Other mechanism are internal, like the Joint Cabinet, where 120 youth from North Ayrshire schools come together with senior leadership and senior elected officials of the council and discuss ideas and ask questions directly to the people in power.
Projects funded in the Youth PB are projects for local youth initiatives or events, but also migrant youth from Afghanistan, Syria and Ukraine are increasingly present in the PB process. These young 'new Scots' have been applying for activities that they might not have been able to do without PB money.
CONSUL pro's
Taylor and Munro explain that a good thing about using CONSUL has been that it forced a clear work flow onto Council officials. There are nine PB phases, you can switch on and off phases that you want or don't want to use, and you get to do them in a certain order. Within this structure, there is a degree of flexibility as to how to configure and 'fill' the different phases.

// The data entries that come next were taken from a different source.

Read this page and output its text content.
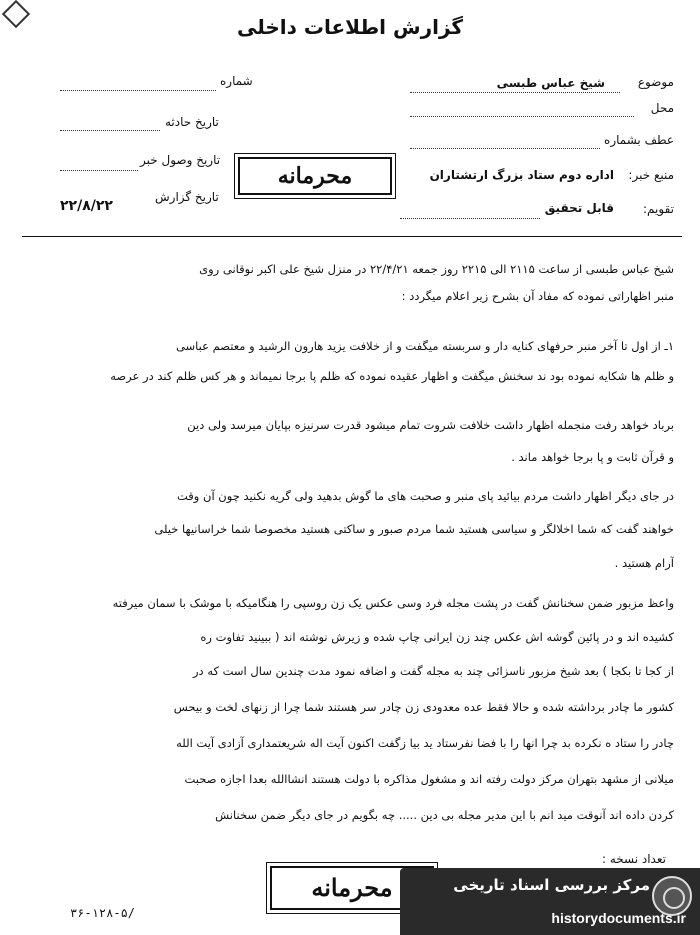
گزارش اطلاعات داخلی
موضوع
شیخ عباس طبسی
محل
عطف بشماره
منبع خبر:
اداره دوم ستاد بزرگ ارتشتاران
تقویم:
قابل تحقیق
شماره
تاریخ حادثه
تاریخ وصول خبر
تاریخ گزارش
۲۲/۸/۲۲
محرمانه
شیخ عباس طبسی از ساعت ۲۱۱۵ الی ۲۲۱۵ روز جمعه ۲۲/۴/۲۱ در منزل شیخ علی اکبر نوقانی روی
منبر اظهاراتی نموده که مفاد آن بشرح زیر اعلام میگردد :
۱ـ از اول تا آخر منبر حرفهای کنایه دار و سربسته میگفت و از خلافت یزید هارون الرشید و معتصم عباسی
و ظلم ها شکایه نموده بود ند سخنش میگفت و اظهار عقیده نموده که ظلم پا برجا نمیماند و هر کس ظلم کند در عرصه
برباد خواهد رفت منجمله اظهار داشت خلافت شروت تمام میشود قدرت سرنیزه بپایان میرسد ولی دین
و قرآن ثابت و پا برجا خواهد ماند .
در جای دیگر اظهار داشت مردم بیائید پای منبر و صحبت های ما گوش بدهید ولی گریه نکنید چون آن وقت
خواهند گفت که شما اخلالگر و سیاسی هستید شما مردم صبور و ساکتی هستید مخصوصا شما خراسانیها خیلی
آرام هستید .
واعظ مزبور ضمن سخنانش گفت در پشت مجله فرد وسی عکس یک زن روسپی را هنگامیکه با موشک با سمان میرفته
کشیده اند و در پائین گوشه اش عکس چند زن ایرانی چاپ شده و زیرش نوشته اند ( ببینید تفاوت ره
از کجا تا بکجا ) بعد شیخ مزبور ناسزائی چند به مجله گفت و اضافه نمود مدت چندین سال است که در
کشور ما چادر برداشته شده و حالا فقط عده معدودی زن چادر سر هستند شما چرا از زنهای لخت و بیحس
چادر را ستاد ه نکرده بد چرا انها را با فضا نفرستاد ید بیا زگفت اکنون آیت اله شریعتمداری آزادی آیت الله
میلانی از مشهد بتهران مرکز دولت رفته اند و مشغول مذاکره با دولت هستند انشاالله بعدا اجازه صحبت
کردن داده اند آنوقت مید انم با این مدیر مجله بی دین ..... چه بگویم در جای دیگر ضمن سخنانش
تعداد نسخه :
محرمانه
۳۶-۱۲۸-۵/
مرکز بررسی اسناد تاریخی
historydocuments.ir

Using CONSUL also improved the PB process for North Ayrshire from a data perspective. Earlier the Council used extensive questionnaires for PB project applications, consisting of more than 30 questions, mandatory for proceeding to the next phase. Many people couldn't answer all of it due to lack of resources, skills, illiteracy, etc. The setup of CONSUL helped to take a step back and ask: what do we need from people to be able to run the process, and what don't we need (especially in a first phase where half of the project applications don't make it through)?
An added advantage was that this was also good from a data perspective and complying with GDPR requirements because limits on required data for participants also applied to personal data.

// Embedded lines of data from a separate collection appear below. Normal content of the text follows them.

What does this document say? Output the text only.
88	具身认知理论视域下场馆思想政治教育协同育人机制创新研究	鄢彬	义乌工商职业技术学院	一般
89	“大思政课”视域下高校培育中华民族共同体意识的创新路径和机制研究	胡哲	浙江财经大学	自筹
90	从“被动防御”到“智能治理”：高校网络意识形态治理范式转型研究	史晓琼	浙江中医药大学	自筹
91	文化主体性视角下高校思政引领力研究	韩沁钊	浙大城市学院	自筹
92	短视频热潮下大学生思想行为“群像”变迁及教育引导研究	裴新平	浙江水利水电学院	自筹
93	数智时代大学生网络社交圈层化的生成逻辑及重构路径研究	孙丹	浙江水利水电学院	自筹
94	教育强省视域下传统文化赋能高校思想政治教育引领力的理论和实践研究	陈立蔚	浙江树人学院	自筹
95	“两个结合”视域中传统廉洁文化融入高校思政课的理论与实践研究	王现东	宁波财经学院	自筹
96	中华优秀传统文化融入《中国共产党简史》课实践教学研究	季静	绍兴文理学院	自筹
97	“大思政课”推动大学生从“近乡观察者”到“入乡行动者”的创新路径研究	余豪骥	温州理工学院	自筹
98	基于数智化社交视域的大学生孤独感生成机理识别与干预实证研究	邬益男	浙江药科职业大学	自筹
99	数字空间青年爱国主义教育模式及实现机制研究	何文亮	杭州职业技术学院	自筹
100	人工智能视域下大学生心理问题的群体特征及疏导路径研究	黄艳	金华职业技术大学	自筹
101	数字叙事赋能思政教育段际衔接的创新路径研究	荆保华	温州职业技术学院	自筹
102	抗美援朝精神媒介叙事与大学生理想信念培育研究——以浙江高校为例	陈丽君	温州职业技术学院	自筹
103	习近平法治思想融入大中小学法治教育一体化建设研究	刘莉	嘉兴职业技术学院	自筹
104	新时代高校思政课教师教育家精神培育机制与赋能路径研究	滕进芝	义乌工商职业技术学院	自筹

In Scotland the stipulates that the Council Areas have to spend one percent of their combined annual budgets through PB. While in Scotland nationally this target is being hit, in North Ayrshire there has been a downward trend in the funds being spent through PB. The main reason for this is limited general public budgets in the Council Area (and in other Scottish Council Areas).
Connected to this, remarks Taylor, is the desire to add a tool to the CONSUL platform that can translate the site into other languages to remove English as a barrier to participation for refugee communities. (This could be one of the features to be developed as part of the project, ed. april 2025).